2. Ich gebe Prismen nur dann, wenn Sehverbesserungen eintreten
3. Nur neue Gläser, wenn die vorherige Korrektion Verbesserungen des Beschwerdebildes brachten.
4. Keine Prismengabe bei extrem hohen Anfangswerten, dann erst ärztliche Abklärung.

Vielleicht hat der Eine oder Andere noch mehr Punkte?

Viele Grüße

Eberhard

Bild des Benutzers Eberhard Luckas

Hallo Volkhardt,

hast Du schon irgendeine Liste zusammen? Hat sich noch jemand mit anderen Punkten gemeldet?

Viele Grüße

Eberhard

Bild des Benutzers Georg Scheuerer

Ich fände so eine Liste ganz gut - ein möglicher Punkt wäre auch

- falls eine Ametropie vorliegt, erstmal diese korrigieren! Wenn das die Beschwerden lindert ist meist keine Prismenbrille bzw. sonstige Maßnahmen nötig.

viele Grüße
Georg

Bild des Benutzers AgnesMaria

Georg Scheuerer schrieb

Ich fände so eine Liste ganz gut - ein möglicher Punkt wäre auch

- falls eine Ametropie vorliegt, erstmal diese korrigieren! Wenn das die Beschwerden lindert ist meist keine Prismenbrille bzw. sonstige Maßnahmen nötig.

viele Grüße
Georg

Ich anworte mal auf Sie, Herr Scheuerer,

denn Sie haben in Ihrem Bereich auch die Erfahrungen machen müssen, das Koryphäen der MKH falsche Brillen abgeben.

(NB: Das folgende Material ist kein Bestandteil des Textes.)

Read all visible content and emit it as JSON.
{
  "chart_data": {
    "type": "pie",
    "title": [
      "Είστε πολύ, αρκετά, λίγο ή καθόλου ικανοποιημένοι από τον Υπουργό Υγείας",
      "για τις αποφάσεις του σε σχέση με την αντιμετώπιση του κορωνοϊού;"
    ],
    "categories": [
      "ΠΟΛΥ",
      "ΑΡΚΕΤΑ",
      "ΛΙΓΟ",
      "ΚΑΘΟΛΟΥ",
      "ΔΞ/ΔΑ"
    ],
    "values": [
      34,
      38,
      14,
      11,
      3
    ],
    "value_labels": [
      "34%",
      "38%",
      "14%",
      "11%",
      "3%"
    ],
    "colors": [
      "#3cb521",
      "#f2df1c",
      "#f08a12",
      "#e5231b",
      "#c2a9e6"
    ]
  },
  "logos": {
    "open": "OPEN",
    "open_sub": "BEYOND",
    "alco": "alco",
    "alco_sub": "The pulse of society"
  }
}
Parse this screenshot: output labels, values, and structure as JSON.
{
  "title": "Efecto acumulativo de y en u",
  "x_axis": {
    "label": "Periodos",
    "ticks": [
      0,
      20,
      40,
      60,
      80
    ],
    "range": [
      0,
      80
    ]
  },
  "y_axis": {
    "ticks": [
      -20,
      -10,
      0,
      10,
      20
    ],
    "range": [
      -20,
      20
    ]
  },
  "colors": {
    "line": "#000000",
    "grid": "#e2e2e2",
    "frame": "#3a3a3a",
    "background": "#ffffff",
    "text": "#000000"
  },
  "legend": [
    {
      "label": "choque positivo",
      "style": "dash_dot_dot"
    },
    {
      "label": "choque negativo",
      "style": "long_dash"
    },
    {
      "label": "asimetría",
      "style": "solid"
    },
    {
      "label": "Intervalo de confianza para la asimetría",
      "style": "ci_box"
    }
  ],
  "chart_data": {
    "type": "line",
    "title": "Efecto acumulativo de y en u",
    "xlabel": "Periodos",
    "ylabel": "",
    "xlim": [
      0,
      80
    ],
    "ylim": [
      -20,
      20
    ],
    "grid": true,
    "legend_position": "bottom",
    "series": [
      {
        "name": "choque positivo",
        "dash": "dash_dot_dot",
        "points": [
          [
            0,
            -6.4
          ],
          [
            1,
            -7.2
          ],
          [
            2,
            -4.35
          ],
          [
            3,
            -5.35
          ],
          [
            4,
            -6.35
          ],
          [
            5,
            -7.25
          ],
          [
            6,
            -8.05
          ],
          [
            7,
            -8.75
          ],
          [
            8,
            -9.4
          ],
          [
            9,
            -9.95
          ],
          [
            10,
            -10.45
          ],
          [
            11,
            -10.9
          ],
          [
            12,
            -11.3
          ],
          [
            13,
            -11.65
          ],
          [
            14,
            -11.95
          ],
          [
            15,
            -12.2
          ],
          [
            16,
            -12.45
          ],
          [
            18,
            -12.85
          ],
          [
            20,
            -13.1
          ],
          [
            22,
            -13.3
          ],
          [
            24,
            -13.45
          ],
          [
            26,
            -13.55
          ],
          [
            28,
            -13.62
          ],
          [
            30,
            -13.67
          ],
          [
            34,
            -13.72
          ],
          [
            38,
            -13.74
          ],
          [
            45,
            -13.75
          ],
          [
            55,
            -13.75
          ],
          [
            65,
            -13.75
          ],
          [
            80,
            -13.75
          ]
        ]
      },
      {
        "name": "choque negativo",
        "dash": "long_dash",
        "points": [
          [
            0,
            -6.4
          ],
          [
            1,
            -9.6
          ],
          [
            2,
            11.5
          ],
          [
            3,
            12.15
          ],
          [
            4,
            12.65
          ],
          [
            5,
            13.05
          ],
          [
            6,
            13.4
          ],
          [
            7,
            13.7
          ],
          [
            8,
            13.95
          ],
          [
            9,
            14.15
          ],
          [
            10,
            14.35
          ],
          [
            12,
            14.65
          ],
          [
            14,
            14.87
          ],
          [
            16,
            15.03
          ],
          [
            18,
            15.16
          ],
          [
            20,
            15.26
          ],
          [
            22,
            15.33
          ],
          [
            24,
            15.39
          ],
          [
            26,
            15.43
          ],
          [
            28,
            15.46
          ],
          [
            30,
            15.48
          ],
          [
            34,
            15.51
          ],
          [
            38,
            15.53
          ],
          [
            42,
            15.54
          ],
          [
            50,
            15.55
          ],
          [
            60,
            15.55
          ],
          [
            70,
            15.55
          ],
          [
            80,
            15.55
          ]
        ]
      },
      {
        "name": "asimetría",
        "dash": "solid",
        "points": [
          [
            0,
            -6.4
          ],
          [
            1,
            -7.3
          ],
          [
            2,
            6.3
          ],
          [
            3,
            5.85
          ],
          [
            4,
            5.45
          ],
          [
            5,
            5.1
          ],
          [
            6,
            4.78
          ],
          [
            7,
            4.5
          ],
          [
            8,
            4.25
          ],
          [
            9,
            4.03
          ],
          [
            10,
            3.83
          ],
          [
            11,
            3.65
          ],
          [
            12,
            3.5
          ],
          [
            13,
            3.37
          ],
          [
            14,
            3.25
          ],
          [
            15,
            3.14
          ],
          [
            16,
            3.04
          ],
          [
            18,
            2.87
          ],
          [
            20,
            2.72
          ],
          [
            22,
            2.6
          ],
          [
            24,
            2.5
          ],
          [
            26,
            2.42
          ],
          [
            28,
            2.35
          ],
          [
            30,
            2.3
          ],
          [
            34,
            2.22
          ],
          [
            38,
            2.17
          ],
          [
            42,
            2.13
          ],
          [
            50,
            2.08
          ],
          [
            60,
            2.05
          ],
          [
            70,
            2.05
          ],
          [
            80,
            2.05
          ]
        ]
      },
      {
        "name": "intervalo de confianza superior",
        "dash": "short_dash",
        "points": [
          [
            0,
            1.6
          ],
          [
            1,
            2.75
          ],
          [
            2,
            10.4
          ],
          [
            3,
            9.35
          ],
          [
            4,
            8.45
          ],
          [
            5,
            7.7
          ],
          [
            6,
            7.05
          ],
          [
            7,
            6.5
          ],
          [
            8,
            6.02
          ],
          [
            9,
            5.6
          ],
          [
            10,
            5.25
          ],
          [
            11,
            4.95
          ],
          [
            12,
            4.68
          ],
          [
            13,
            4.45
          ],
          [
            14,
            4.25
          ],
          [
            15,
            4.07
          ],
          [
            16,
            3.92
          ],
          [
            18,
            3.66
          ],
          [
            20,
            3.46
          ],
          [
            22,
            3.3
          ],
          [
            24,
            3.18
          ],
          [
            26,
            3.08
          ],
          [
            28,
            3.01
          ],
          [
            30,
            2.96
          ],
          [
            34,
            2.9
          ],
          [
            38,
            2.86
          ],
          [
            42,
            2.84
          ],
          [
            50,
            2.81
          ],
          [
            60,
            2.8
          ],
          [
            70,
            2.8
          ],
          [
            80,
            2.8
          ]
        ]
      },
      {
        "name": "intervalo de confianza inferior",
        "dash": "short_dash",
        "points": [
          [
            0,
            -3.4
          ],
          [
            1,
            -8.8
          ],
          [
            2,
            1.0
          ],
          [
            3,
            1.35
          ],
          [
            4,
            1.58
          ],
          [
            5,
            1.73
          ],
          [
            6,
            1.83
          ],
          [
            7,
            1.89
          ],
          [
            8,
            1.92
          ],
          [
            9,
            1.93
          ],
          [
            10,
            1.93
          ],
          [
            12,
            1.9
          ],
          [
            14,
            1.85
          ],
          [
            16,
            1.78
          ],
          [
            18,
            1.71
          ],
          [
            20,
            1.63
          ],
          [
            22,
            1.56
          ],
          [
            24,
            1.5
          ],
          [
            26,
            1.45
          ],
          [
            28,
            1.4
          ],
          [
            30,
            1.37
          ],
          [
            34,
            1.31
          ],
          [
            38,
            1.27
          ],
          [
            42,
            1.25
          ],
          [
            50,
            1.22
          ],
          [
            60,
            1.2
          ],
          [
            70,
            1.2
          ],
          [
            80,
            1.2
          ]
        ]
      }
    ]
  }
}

Ich hatte das selber in den letzten Wochen speziell nur von dem einem dreimal. Aus einem Bereich aus Bayern. Aus der Nähe kommt das noch häufiger vor. Da werden Brown-Syndrome dekompensiert, Hyperope Erwachsen mit +2,75 Kurzsichtig gemacht und gleich mal eine Gleitsicht abgegeben, Trigeminusneuralgien mit Prismen versorgt und dann auch noch die total verkehrte Basislage. Statt Basis außen, Basis innen. Damit sah der Patient in der Ferne doppelt. Von anderen Strabismusarten und dekompensierten Mikrotropien wollen wir gar nicht mal reden. Trochlearisparesen mit Visualtraining "trainiert" und das für Jahre mit enormen Kosten für die Eltern, was völlig zwecklos war. Auch Strabismen werden so "behandelt" alles durch MKH-Anwender.

Im September bekomme ich wieder so ein "faules Ei" zur Diagnostik. Da hat auch ein MKH- Spezi (es war derselbe wie oben erwähnt) Prismenbrille bei Mikrostrabismus abgegeben. In Berlin operiert und seit dem ist das Leben dieses Patienten eine "Hölle" nach seinen persönliche Worten.

Kein Wunder, das der BVA, nicht nur wegen Prof. Kommerell, sondern durch solche täglichen Erfahrungen, so negativ auf MKH reagiert.

Ich begrüße eine ethische Richtlinie außerordentlich. So was wie eine freiwillige Selbstverpflichtung, wenn irgend etwas auch nur nach Strabismus aussieht, mit einem Augenarzt der sich damit auskennt, zusammenzuarbeiten. Das wäre mir persönlich wichtig.

LG

A.M.

In allen Grenzen ist auch etwas Positives.

 

Immanuel Kant

Bild des Benutzers Daniel Briem

Eberhard Luckas schrieb

2. Ich gebe Prismen nur dann, wenn Sehverbesserungen eintreten

Hallo,

"Sehverbesserungen" finde ich etwas arg schwammig. Rein objektiv meßbare Sehverbesserungen bringen dem Betroffen oft wenig bis nichts.

Deshalb

Prismenprüfung bei eindeutigen subjektiven Beschwerden. Prismenkorrektion bei zu erwartender Minderung besagter Beschwerden.

Schließlich sollen Prismen in erster Linie die Lebensqualität des Betroffenen verbessern - nicht die des Verordnenden.